Con una inversión que supera los cientos de millones de pesos, el teleférico se presenta como símbolo de modernidad para unos y de gasto cuestionable para otros.
En el plano político, las declaraciones del alcalde reavivan el debate sobre los alcances y límites de las facultades municipales frente a proyectos estatales o federales. Aunque en teoría el edil puede influir en temas de permisos, operación y logística local, la viabilidad de frenar completamente la obra se mueve en un terreno legal complejo.
En términos legales, el margen de maniobra del alcalde es limitado. La operación del teleférico depende de una concesión estatal y la Ley de Movilidad de Michoacán no otorga al municipio la facultad de suspenderla unilateralmente.
Sin embargo, la autoridad local sí puede retrasar licencias, dictámenes o permisos si existen incumplimientos técnicos documentados. Esa capacidad, bien empleada, puede demorar la apertura y transformarse en una herramienta de presión efectiva.
La tensión radica en si su postura es una herramienta de negociación legítima o una advertencia con tintes más simbólicos que prácticos.

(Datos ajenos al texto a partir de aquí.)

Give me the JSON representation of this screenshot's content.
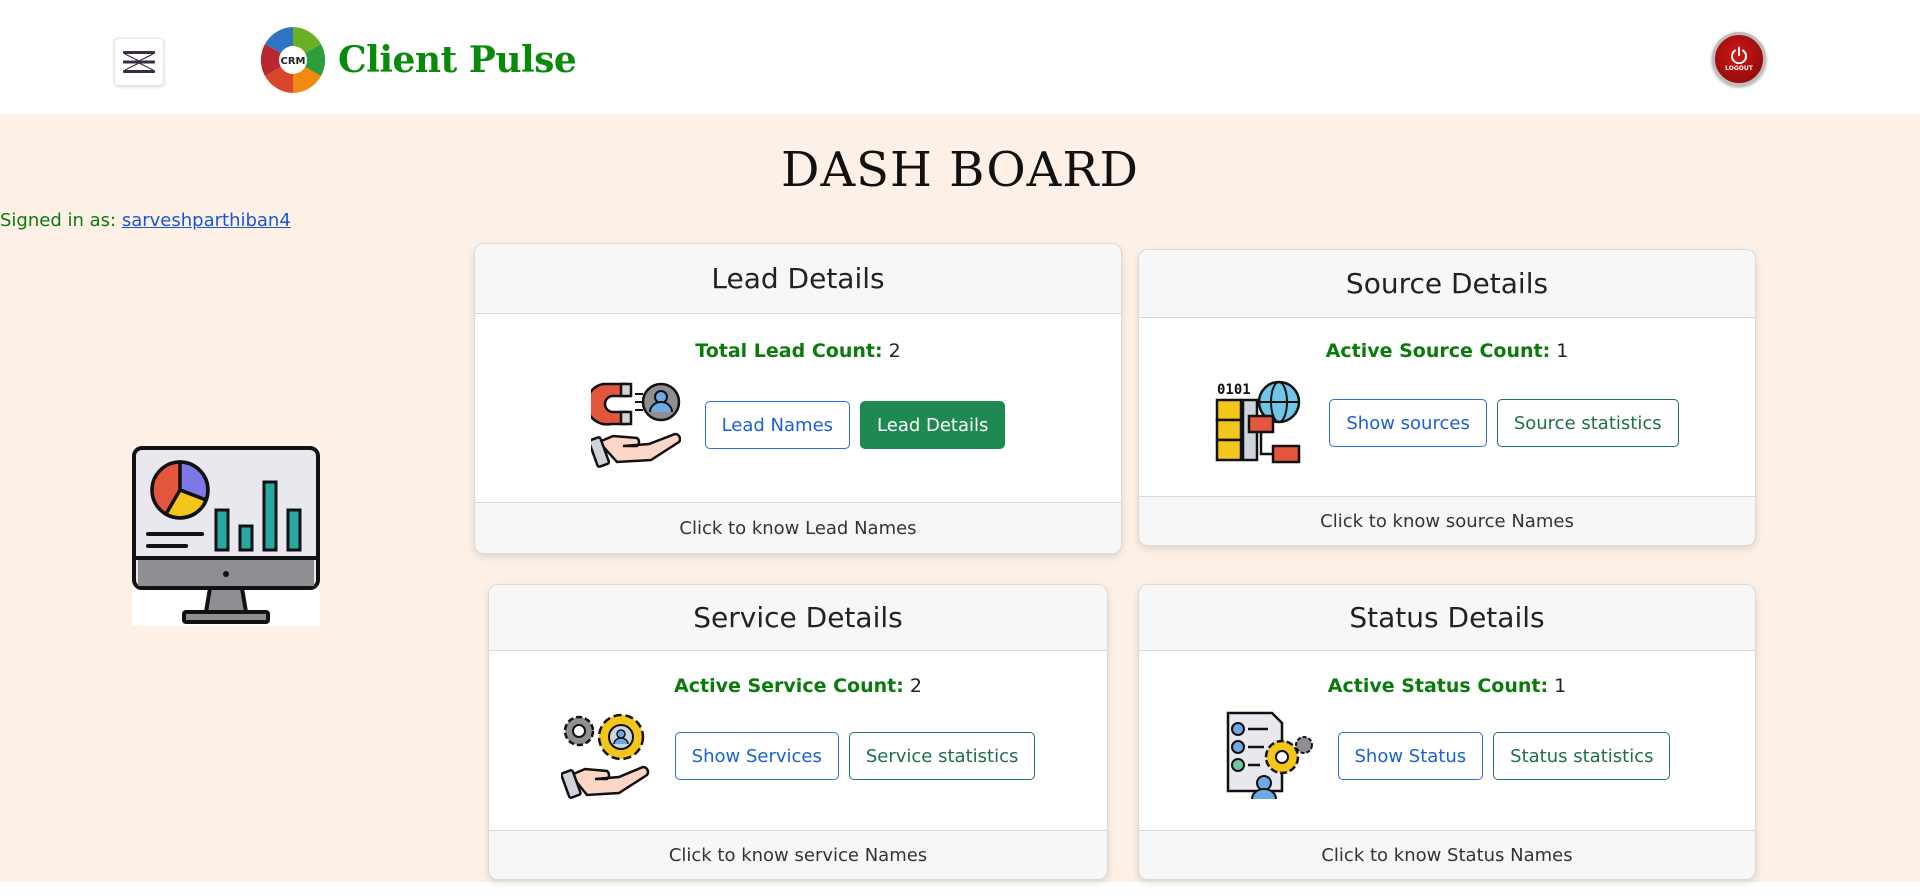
{
  "navbar": {
    "brand_name": "Client Pulse",
    "logo_text": "CRM",
    "logout_label": "LOGOUT",
    "accent_color": "#0a8a0a"
  },
  "main": {
    "title": "DASH BOARD",
    "signed_in_label": "Signed in as:",
    "username": "sarveshparthiban4"
  },
  "cards": {
    "lead": {
      "header": "Lead Details",
      "count_label": "Total Lead Count:",
      "count_value": "2",
      "icon": "magnet-lead-icon",
      "btn1": "Lead Names",
      "btn2": "Lead Details",
      "footer": "Click to know Lead Names"
    },
    "source": {
      "header": "Source Details",
      "count_label": "Active Source Count:",
      "count_value": "1",
      "icon": "server-globe-icon",
      "btn1": "Show sources",
      "btn2": "Source statistics",
      "footer": "Click to know source Names"
    },
    "service": {
      "header": "Service Details",
      "count_label": "Active Service Count:",
      "count_value": "2",
      "icon": "gears-hand-icon",
      "btn1": "Show Services",
      "btn2": "Service statistics",
      "footer": "Click to know service Names"
    },
    "status": {
      "header": "Status Details",
      "count_label": "Active Status Count:",
      "count_value": "1",
      "icon": "checklist-gear-icon",
      "btn1": "Show Status",
      "btn2": "Status statistics",
      "footer": "Click to know Status Names"
    }
  }
}
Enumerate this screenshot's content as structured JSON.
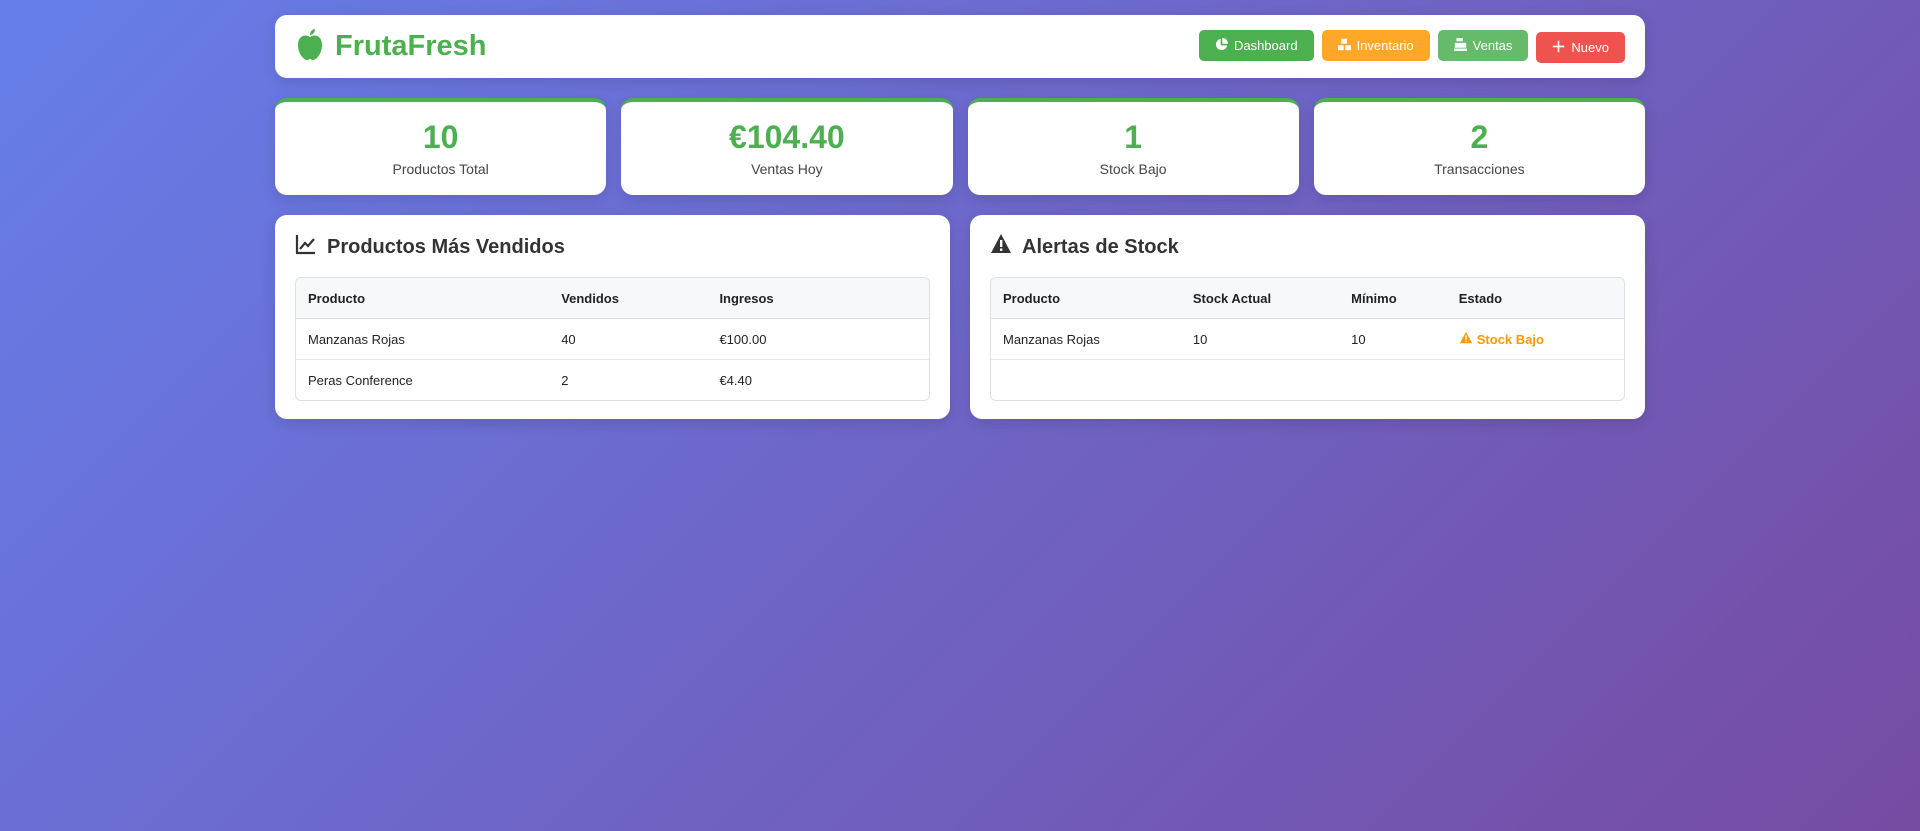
{
  "header": {
    "logo_text": "FrutaFresh",
    "nav": [
      {
        "label": "Dashboard",
        "icon": "chart-pie-icon",
        "color": "#4caf50"
      },
      {
        "label": "Inventario",
        "icon": "boxes-icon",
        "color": "#ffa726"
      },
      {
        "label": "Ventas",
        "icon": "cash-register-icon",
        "color": "#66bb6a"
      },
      {
        "label": "Nuevo",
        "icon": "plus-icon",
        "color": "#ef5350"
      }
    ]
  },
  "stats": [
    {
      "value": "10",
      "label": "Productos Total"
    },
    {
      "value": "€104.40",
      "label": "Ventas Hoy"
    },
    {
      "value": "1",
      "label": "Stock Bajo"
    },
    {
      "value": "2",
      "label": "Transacciones"
    }
  ],
  "top_products": {
    "title": "Productos Más Vendidos",
    "icon": "chart-line-icon",
    "columns": [
      "Producto",
      "Vendidos",
      "Ingresos"
    ],
    "rows": [
      [
        "Manzanas Rojas",
        "40",
        "€100.00"
      ],
      [
        "Peras Conference",
        "2",
        "€4.40"
      ]
    ]
  },
  "stock_alerts": {
    "title": "Alertas de Stock",
    "icon": "warning-icon",
    "columns": [
      "Producto",
      "Stock Actual",
      "Mínimo",
      "Estado"
    ],
    "rows": [
      [
        "Manzanas Rojas",
        "10",
        "10",
        "Stock Bajo"
      ]
    ]
  },
  "colors": {
    "primary": "#4caf50",
    "warning": "#ff9800",
    "danger": "#ef5350"
  }
}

El resultado es un escenario en el que la infraestructura, la política y la seguridad se entrelazan. El teleférico deja de ser solo una obra pública para convertirse en un termómetro del equilibrio de poder y de la capacidad de los distintos niveles de gobierno para cumplir compromisos y garantizar condiciones mínimas de seguridad.
En ese cruce de intereses, el verdadero reto no será inaugurar la obra, sino asegurar que su operación sea viable, segura y aceptada por todos los actores involucrados.